In OpenCV Python, Interpolation method is used while resizing an image as follows:

```
image = cv2.resize(image, dsize=(new_height, new_width),
interpolation=cv2.INTER_CUBIC)
```

This image gives an idea of how images are interpolated using different methods:

## INTER_NEAREST interpolation in OpenCV

This option uses the nearest neighbor interpolation algorithm. It retains the sharpness of the edges though the overall image may be blurred.

It is used as follows:

```
image = cv2.resize(image, dsize=(new_height, new_width),
interpolation=cv2.INTER_NEAREST)
```

## INTER_LINEAR

This option uses the bilinear interpolation algorithm. Unlike INTER_NEAREST, this does the interpolation in two dimensions and predicts the function used to calculate the color of a pixel.

This algorithm is effective in handling visual distortions while zooming or enlarging an image.

It is used as follows:

```
image = cv2.resize(image, dsize=(new_height, new_width),
interpolation=cv2.INTER_LINEAR)
```

## INTER_LINEAR_EXACT

INTER_LINEAR_EXACT is a modification of INTER_LINEAR and both uses bilinear interpolation algorithm.
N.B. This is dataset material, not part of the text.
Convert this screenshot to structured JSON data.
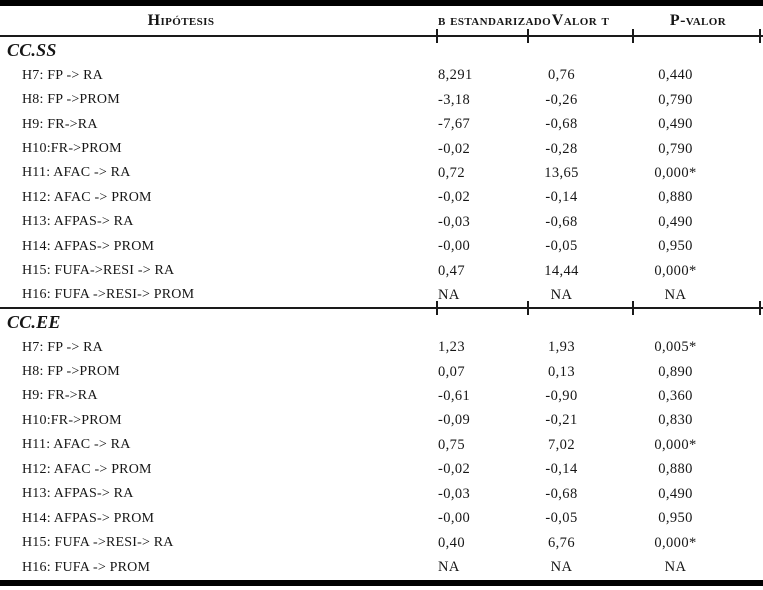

The only difference is that the calculations in INTER_LINEAR_EXACT are accurate to a bit.

It is used as follows:

```
image = cv2.resize(image, dsize=(new_height, new_width),
interpolation=cv2.INTER_LINEAR_EXACT)
```

## INTER_AREA

This option uses resampling using pixel area relation technique. While enlarging images, INTER_AREA work same as INTER_NEAREST.
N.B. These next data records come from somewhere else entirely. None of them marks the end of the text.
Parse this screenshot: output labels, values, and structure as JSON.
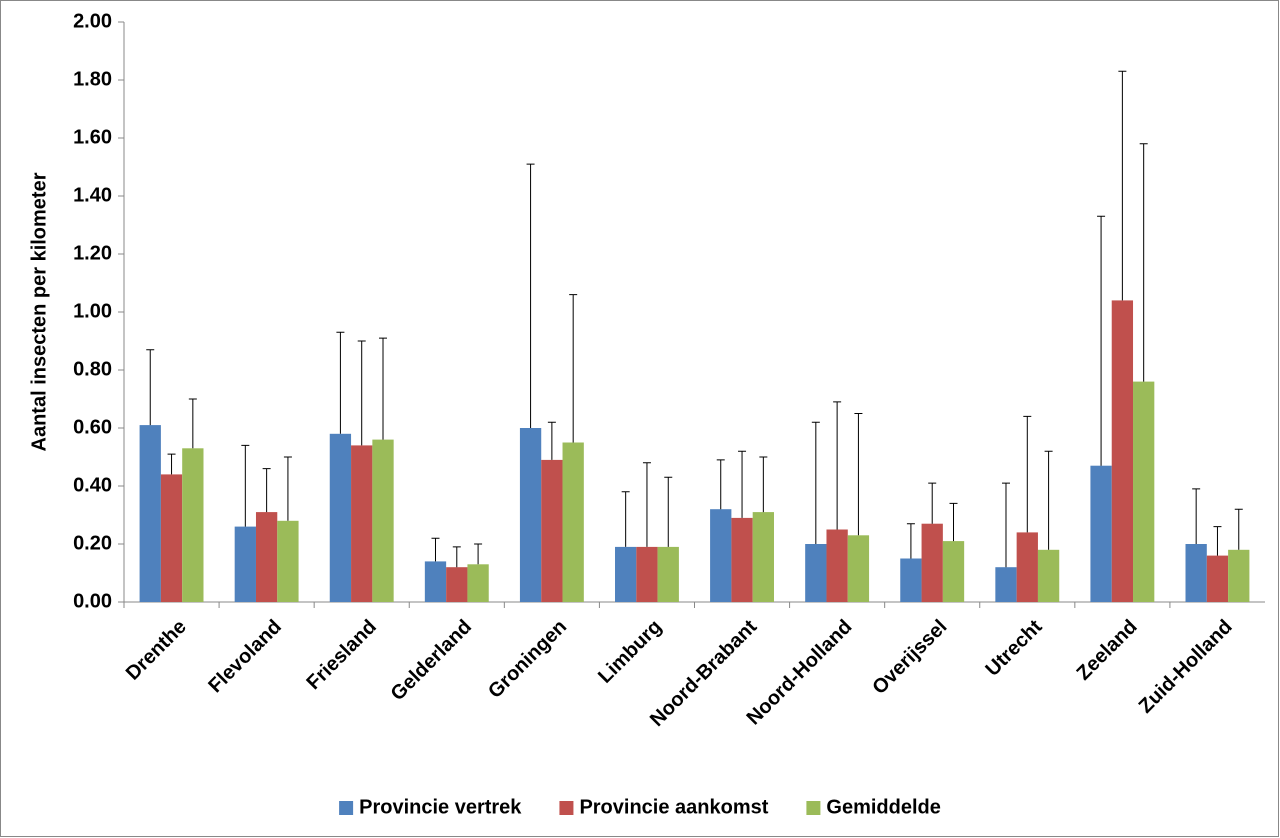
{
  "chart_data": {
    "type": "bar",
    "y_label": "Aantal insecten per kilometer",
    "categories": [
      "Drenthe",
      "Flevoland",
      "Friesland",
      "Gelderland",
      "Groningen",
      "Limburg",
      "Noord-Brabant",
      "Noord-Holland",
      "Overijssel",
      "Utrecht",
      "Zeeland",
      "Zuid-Holland"
    ],
    "series": [
      {
        "name": "Provincie vertrek",
        "color": "#4f81bd",
        "values": [
          0.61,
          0.26,
          0.58,
          0.14,
          0.6,
          0.19,
          0.32,
          0.2,
          0.15,
          0.12,
          0.47,
          0.2
        ],
        "errors": [
          0.26,
          0.28,
          0.35,
          0.08,
          0.91,
          0.19,
          0.17,
          0.42,
          0.12,
          0.29,
          0.86,
          0.19
        ]
      },
      {
        "name": "Provincie aankomst",
        "color": "#c0504d",
        "values": [
          0.44,
          0.31,
          0.54,
          0.12,
          0.49,
          0.19,
          0.29,
          0.25,
          0.27,
          0.24,
          1.04,
          0.16
        ],
        "errors": [
          0.07,
          0.15,
          0.36,
          0.07,
          0.13,
          0.29,
          0.23,
          0.44,
          0.14,
          0.4,
          0.79,
          0.1
        ]
      },
      {
        "name": "Gemiddelde",
        "color": "#9bbb59",
        "values": [
          0.53,
          0.28,
          0.56,
          0.13,
          0.55,
          0.19,
          0.31,
          0.23,
          0.21,
          0.18,
          0.76,
          0.18
        ],
        "errors": [
          0.17,
          0.22,
          0.35,
          0.07,
          0.51,
          0.24,
          0.19,
          0.42,
          0.13,
          0.34,
          0.82,
          0.14
        ]
      }
    ],
    "ylim": [
      0,
      2
    ],
    "yticks": [
      {
        "value": 0,
        "label": "0.00"
      },
      {
        "value": 0.2,
        "label": "0.20"
      },
      {
        "value": 0.4,
        "label": "0.40"
      },
      {
        "value": 0.6,
        "label": "0.60"
      },
      {
        "value": 0.8,
        "label": "0.80"
      },
      {
        "value": 1,
        "label": "1.00"
      },
      {
        "value": 1.2,
        "label": "1.20"
      },
      {
        "value": 1.4,
        "label": "1.40"
      },
      {
        "value": 1.6,
        "label": "1.60"
      },
      {
        "value": 1.8,
        "label": "1.80"
      },
      {
        "value": 2,
        "label": "2.00"
      }
    ],
    "grid": false,
    "legend": "bottom"
  }
}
In other cases, INTER_AREA works better in image decimation and avoiding false inference patterns in images (moire pattern).

It is used as follows:

```
image = cv2.resize(image, dsize=(new_height, new_width),
interpolation=cv2.INTER_AREA)
```

## INTER_CUBIC

This option uses bicubic interpolation technique. This is an extension of cubic interpolation technique and is used for 2 dimension regular grid patterns.

It is used as follows:

```
image = cv2.resize(image, dsize=(new_height, new_width),
interpolation=cv2.INTER_CUBIC)
```

## INTER_LANCZOS4

This option uses Lanczos interpolation over 8 x 8 pixel neighborhood technique. It uses Fourier series and Chebyshev polynomials and is suited for images with large number of small size details.

It is used as follows:

```
image = cv2.resize(image, dsize=(new_height, new_width),
interpolation=cv2.INTER_LANCZOS4)
```

## INTER_NEAREST_EXACT

INTER_NEAREST_EXACT is a modification of INTER_NEAREST with bit level accuracy.

It is used as follows:

```
image = cv2.resize(image, dsize=(new_height, new_width),
interpolation=cv2.INTER_NEAREST_EXACT)
```

## INTER_MAX

This option uses mask for interpolation codes.

It is used as follows:

```
image = cv2.resize(image, dsize=(new_height, new_width),
interpolation=cv2.INTER_MAX)
```

## WARP_FILL_OUTLIERS

This interpolation technique skips the outliers during interpolation calculations.

It is used as follows:

```
image = cv2.resize(image, dsize=(new_height, new_width),
interpolation=cv2.WARP_FILL_OUTLIERS)
```

## WARP_INVERSE_MAP

This option uses inverse transformation technique for interpolation.

It is used as follows:

```
image = cv2.resize(image, dsize=(new_height, new_width),
interpolation=cv2.WARP_INVERSE_MAP)
```

With this article at OpenGenus, you must have the complete idea of Different Interpolation methods in OpenCV.